Most of them spark once, and we have never detected them again.
The FRB in question lies in a star-forming region in the outskirts of a galaxy located around 500 million light-years from Earth—making it the closest known FRB to Earth.
“The found location is radically different from the previously located repeating FRB, but also different from all previously studied FRBs,” said Kenzie Nimmo, a doctoral student at the University of Amsterdam, in a statement. “The differences between repeating and non-repeating fast radio bursts are thus less clear and we think that these events may not be linked to a particular type of galaxy or environment. It may be that FRBs are produced in a large zoo of locations across the universe and just require some specific conditions to be visible.”
“The discovery of a 16.35-day periodicity in a repeating FRB source is an important clue to the nature of this object,” the researchers wrote in their paper.
Other objects that demonstrate periodicity tend to be binary systems – stars and black holes. The period of 16.35 days could be the orbital period, the FRB object facing the Earth only during a certain part of the orbit.
Discovered in 2007, FRBs are relatively new to astronomers and their origins are mysterious. According to ScienceAlert, some of them can generate as much energy as 500 million suns in a few milliseconds.

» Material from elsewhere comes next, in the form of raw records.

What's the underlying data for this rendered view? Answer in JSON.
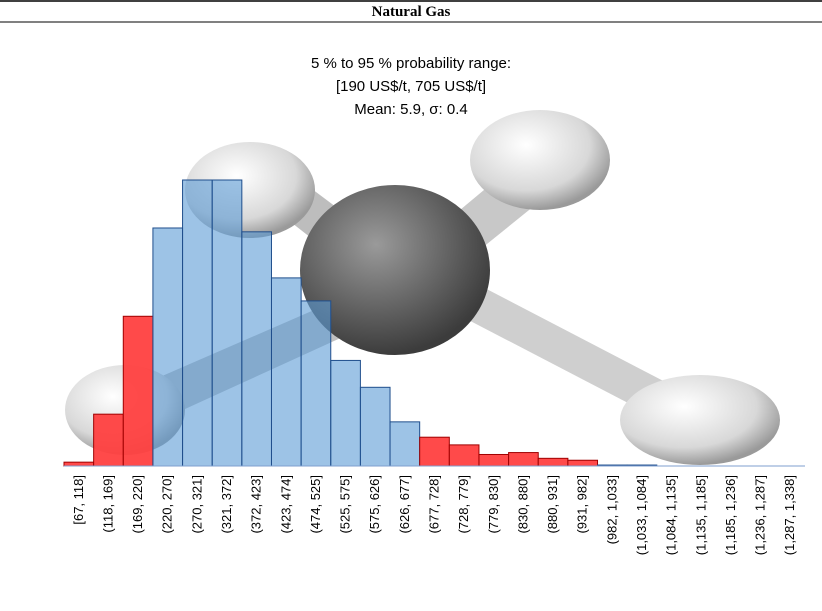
{
  "chart_data": {
    "type": "histogram",
    "title": "Natural Gas",
    "subtitle": [
      "5 % to 95 % probability range:",
      "[190 US$/t, 705 US$/t]",
      "Mean: 5.9, σ: 0.4"
    ],
    "categories": [
      "[67, 118]",
      "(118, 169]",
      "(169, 220]",
      "(220, 270]",
      "(270, 321]",
      "(321, 372]",
      "(372, 423]",
      "(423, 474]",
      "(474, 525]",
      "(525, 575]",
      "(575, 626]",
      "(626, 677]",
      "(677, 728]",
      "(728, 779]",
      "(779, 830]",
      "(830, 880]",
      "(880, 931]",
      "(931, 982]",
      "(982, 1,033]",
      "(1,033, 1,084]",
      "(1,084, 1,135]",
      "(1,135, 1,185]",
      "(1,185, 1,236]",
      "(1,236, 1,287]",
      "(1,287, 1,338]"
    ],
    "values": [
      0.2,
      2.7,
      7.8,
      12.4,
      14.9,
      14.9,
      12.2,
      9.8,
      8.6,
      5.5,
      4.1,
      2.3,
      1.5,
      1.1,
      0.6,
      0.7,
      0.4,
      0.3,
      0.05,
      0.05,
      0,
      0,
      0,
      0,
      0
    ],
    "colors": [
      "#ff4040",
      "#ff4040",
      "#ff4040",
      "#5b9bd5",
      "#5b9bd5",
      "#5b9bd5",
      "#5b9bd5",
      "#5b9bd5",
      "#5b9bd5",
      "#5b9bd5",
      "#5b9bd5",
      "#5b9bd5",
      "#ff4040",
      "#ff4040",
      "#ff4040",
      "#ff4040",
      "#ff4040",
      "#ff4040",
      "#5b9bd5",
      "#5b9bd5",
      "#5b9bd5",
      "#5b9bd5",
      "#5b9bd5",
      "#5b9bd5",
      "#5b9bd5"
    ]
  }
}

So, the next step would be, of course, to continue staring at FRB 180916.J0158+65 for a bit. But it also would be pretty interesting to try and see if periodicity can be detected in other bursts as well.
“Future observations, both intensity and polarimetric, and at all wavebands, could distinguish among models and are strongly encouraged,” the researchers wrote, “as are searches for periodicities in other repeaters, to see if the phenomenon is generic.”